En los espacios verdes lo que más abundan son los insectos, aunque poco se los tenga en cuenta, pero lo más visible son las aves. Sin dudas el espacio verde más diverso es el Parque Sarmiento, con poco más de 100 aves registradas. Entre las especies vegetales, las que más abundan son las exóticas, alrededor de un 90 por ciento, sobre todo porque se las usó y usa en el diseño paisajístico pero sin medir las consecuencias que pueden ocasionar. El 10 por ciento restante son de otras ecorregiones argentinas, incluyendo la de Buenos Aires. Los riesgos de fomentar especies exóticas es que no poseen sus controladores naturales y por eso se hacen plaga. Esto genera la modificación y el desplazamiento de la flora y fauna asociada y por ende una pérdida de la biodiversidad. En el arboretum del Parque Sarmiento, que formamos en 2004, tenemos representada a casi todas las especies de árboles originarios de la zona que pueden verse dentro de la Comuna 12. Los sábados a las 15.30 pueden venir a conocerlo y realizar un recorrido guiado por el lugar.

-Una de tus tareas en el Museo Saavedra es guiar vecinos para el avistaje de aves. El miércoles 6 de marzo, a las 10, harás la última salida hasta octubre. ¿Qué pájaros y lugares históricos se observan durante el recorrido?
-Durante las salidas se trata de amalgamar la observación de aves y otras especies con la historia de la zona. Dentro del recorrido se habla de la chacra de Luis María Saavedra, un poco sobre el sub-barrio “Cornelio de Saavedra”, mientras buscamos cotorras, carpinteros, tordos músicos, horneros, caranchos y tantas otras especies que habitan los parques.

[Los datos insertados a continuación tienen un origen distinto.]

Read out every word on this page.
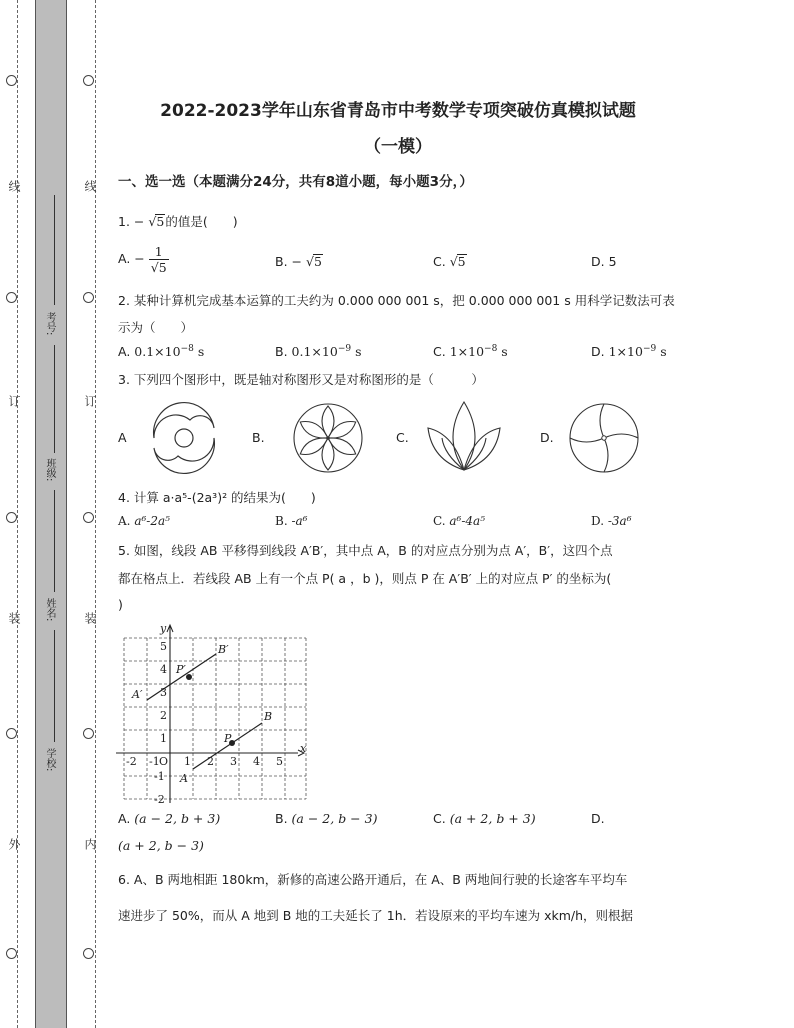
线
订
装
外
线
订
装
内
考号:
班级:
姓名:
学校:
2022-2023学年山东省青岛市中考数学专项突破仿真模拟试题
（一模）
一、选一选（本题满分24分，共有8道小题，每小题3分，）
1. − √5的值是(　　)
A. − $\frac{1}{√5}$	B. − √5	C. √5	D. 5
2. 某种计算机完成基本运算的工夫约为 0.000 000 001 s，把 0.000 000 001 s 用科学记数法可表
示为（　　）
A. $0.1\times 10^{-8}$ s	B. $0.1\times 10^{-9}$ s	C. $1\times 10^{-8}$ s	D. $1\times 10^{-9}$ s
3. 下列四个图形中，既是轴对称图形又是对称图形的是（　　　）
A	B.	C.	D.
4. 计算 a·a⁵-(2a³)² 的结果为(　　)
A. a⁶-2a⁵	B. -a⁶	C. a⁶-4a⁵	D. -3a⁶
5. 如图，线段 AB 平移得到线段 A′B′，其中点 A，B 的对应点分别为点 A′，B′，这四个点
都在格点上．若线段 AB 上有一个点 P( a ，b )，则点 P 在 A′B′ 上的对应点 P′ 的坐标为(
)
-2 -1 O 1 2 3 4 5
5
4
3
2
1
-1
-2
x
y
A
B
A′
B′
P
P′
A. (a − 2, b + 3)	B. (a − 2, b − 3)	C. (a + 2, b + 3)	D.
(a + 2, b − 3)
6. A、B 两地相距 180km，新修的高速公路开通后，在 A、B 两地间行驶的长途客车平均车
速进步了 50%，而从 A 地到 B 地的工夫延长了 1h．若设原来的平均车速为 xkm/h，则根据
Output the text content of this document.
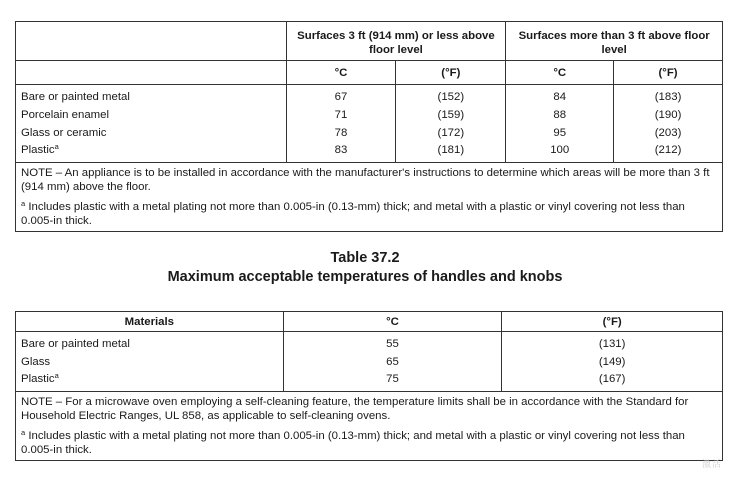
	Surfaces 3 ft (914 mm) or less above floor level		Surfaces more than 3 ft above floor level	
	°C	(°F)	°C	(°F)
Bare or painted metal	67	(152)	84	(183)
Porcelain enamel	71	(159)	88	(190)
Glass or ceramic	78	(172)	95	(203)
Plastic$^a$	83	(181)	100	(212)
NOTE – An appliance is to be installed in accordance with the manufacturer's instructions to determine which areas will be more than 3 ft (914 mm) above the floor.				
$^a$ Includes plastic with a metal plating not more than 0.005-in (0.13-mm) thick; and metal with a plastic or vinyl covering not less than 0.005-in thick.				
Table 37.2
Maximum acceptable temperatures of handles and knobs
Materials	°C	(°F)
Bare or painted metal	55	(131)
Glass	65	(149)
Plastic$^a$	75	(167)
NOTE – For a microwave oven employing a self-cleaning feature, the temperature limits shall be in accordance with the Standard for Household Electric Ranges, UL 858, as applicable to self-cleaning ovens.		
$^a$ Includes plastic with a metal plating not more than 0.005-in (0.13-mm) thick; and metal with a plastic or vinyl covering not less than 0.005-in thick.		
激活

Lo que busco también es enseñar a reconocer las especies a quienes aún no las conocen y puedan despertar el naturalista que todos llevamos dentro.

-Firmás tus comunicados con una frase que dice “Transitando la sexta extinción masiva”. ¿Qué expectativa de vida tiene la especie humana?

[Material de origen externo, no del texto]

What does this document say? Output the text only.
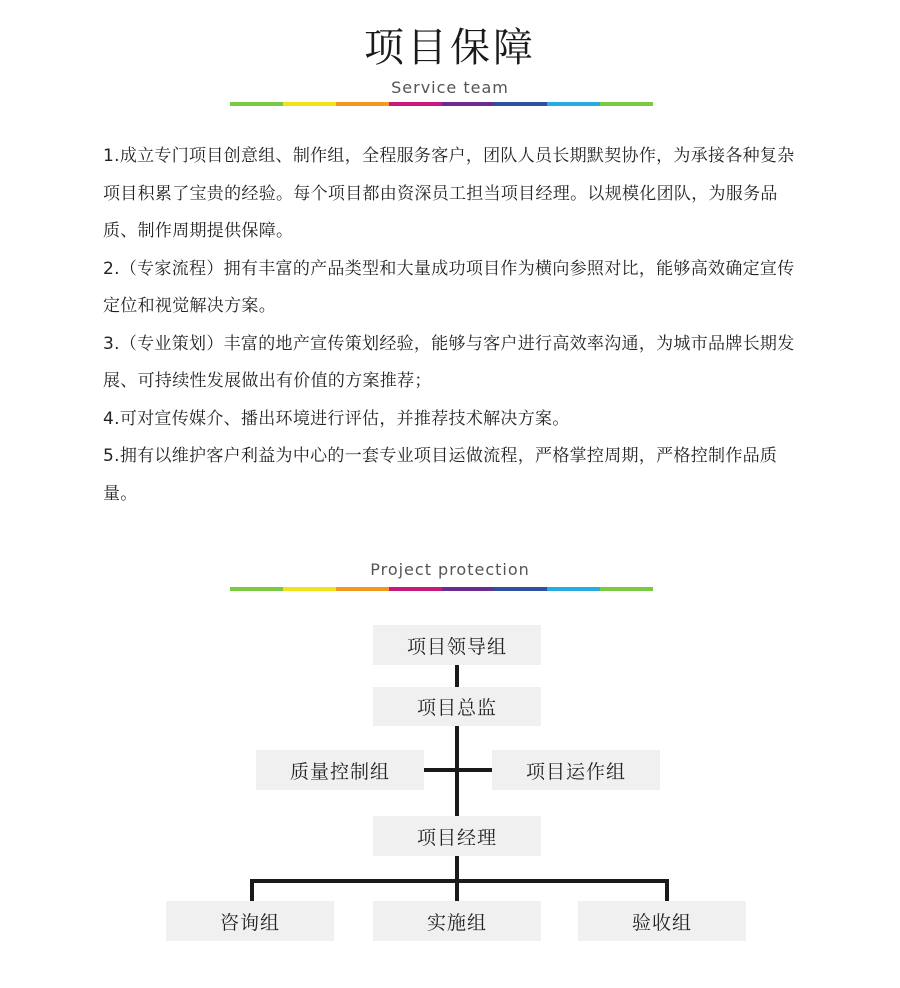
项目保障
Service team

1.成立专门项目创意组、制作组，全程服务客户，团队人员长期默契协作，为承接各种复杂项目积累了宝贵的经验。每个项目都由资深员工担当项目经理。以规模化团队，为服务品质、制作周期提供保障。

2.（专家流程）拥有丰富的产品类型和大量成功项目作为横向参照对比，能够高效确定宣传定位和视觉解决方案。

3.（专业策划）丰富的地产宣传策划经验，能够与客户进行高效率沟通，为城市品牌长期发展、可持续性发展做出有价值的方案推荐；

4.可对宣传媒介、播出环境进行评估，并推荐技术解决方案。

5.拥有以维护客户利益为中心的一套专业项目运做流程，严格掌控周期，严格控制作品质量。

Project protection
项目领导组
项目总监
质量控制组	项目运作组
项目经理
咨询组	实施组	验收组
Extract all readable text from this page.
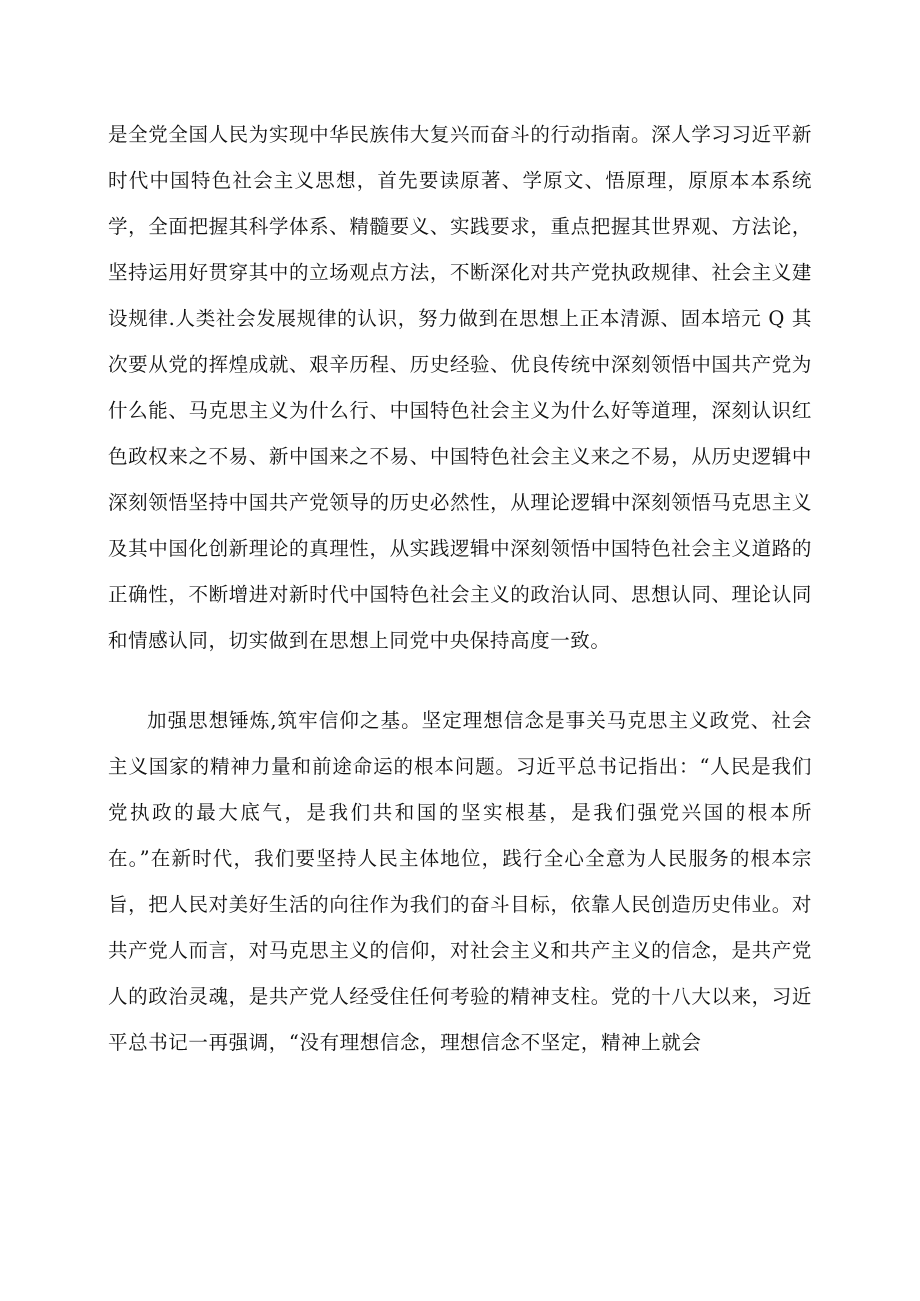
是全党全国人民为实现中华民族伟大复兴而奋斗的行动指南。深人学习习近平新时代中国特色社会主义思想，首先要读原著、学原文、悟原理，原原本本系统学，全面把握其科学体系、精髓要义、实践要求，重点把握其世界观、方法论，坚持运用好贯穿其中的立场观点方法，不断深化对共产党执政规律、社会主义建设规律.人类社会发展规律的认识，努力做到在思想上正本清源、固本培元 Q 其次要从党的挥煌成就、艰辛历程、历史经验、优良传统中深刻领悟中国共产党为什么能、马克思主义为什么行、中国特色社会主义为什么好等道理，深刻认识红色政权来之不易、新中国来之不易、中国特色社会主义来之不易，从历史逻辑中深刻领悟坚持中国共产党领导的历史必然性，从理论逻辑中深刻领悟马克思主义及其中国化创新理论的真理性，从实践逻辑中深刻领悟中国特色社会主义道路的正确性，不断增进对新时代中国特色社会主义的政治认同、思想认同、理论认同和情感认同，切实做到在思想上同党中央保持高度一致。

加强思想锤炼,筑牢信仰之基。坚定理想信念是事关马克思主义政党、社会主义国家的精神力量和前途命运的根本问题。习近平总书记指出：“人民是我们党执政的最大底气，是我们共和国的坚实根基，是我们强党兴国的根本所在。”在新时代，我们要坚持人民主体地位，践行全心全意为人民服务的根本宗旨，把人民对美好生活的向往作为我们的奋斗目标，依靠人民创造历史伟业。对共产党人而言，对马克思主义的信仰，对社会主义和共产主义的信念，是共产党人的政治灵魂，是共产党人经受住任何考验的精神支柱。党的十八大以来，习近平总书记一再强调，“没有理想信念，理想信念不坚定，精神上就会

-Antes estaría bueno destacar que en los 4.500 millones de años de la Tierra es la primera vez que una especie es la responsable de la extinción de las demás e incluso de sí misma. La comunidad científica ha hecho simulaciones matemáticas computadas que llegan hasta el año 2100 y por eso se habla de la “incertidumbre de los 100 años”. En principio, en tiempos humanos, el calentamiento global ya es irreversible. Sería comparable a tener un horno encendido y apagarlo. El horno no se enfría de inmediato, sino que queda una “inercia térmica”. Eso mismo es lo que pasará en el planeta. Para 2050 se prevé que los ecosistemas ya podrían tener un grave deterioro y los más sensibles podrían colapsar, tales como los arrecifes o los desiertos, y hacia 2100 el colapso haría que la población humana existente, que se prevé sea de unos 9.000 millones, decline a unos 2.000 millones. De todos modos habría que incluir ahora el nuevo dato de la tasa de extinción de los insectos, que hace 10 años atrás no se tenía y que ahora se estima para fines de este siglo. Creo que aún hay una esperanza, pero debe haber un pedido unánime a los líderes mundiales. En este nuevo período geológico, llamado “Capitaloceno”, cabe perfecto la frase: “Es la economía, estúpido”. Por eso, para evitarla, debemos salir del capitalismo.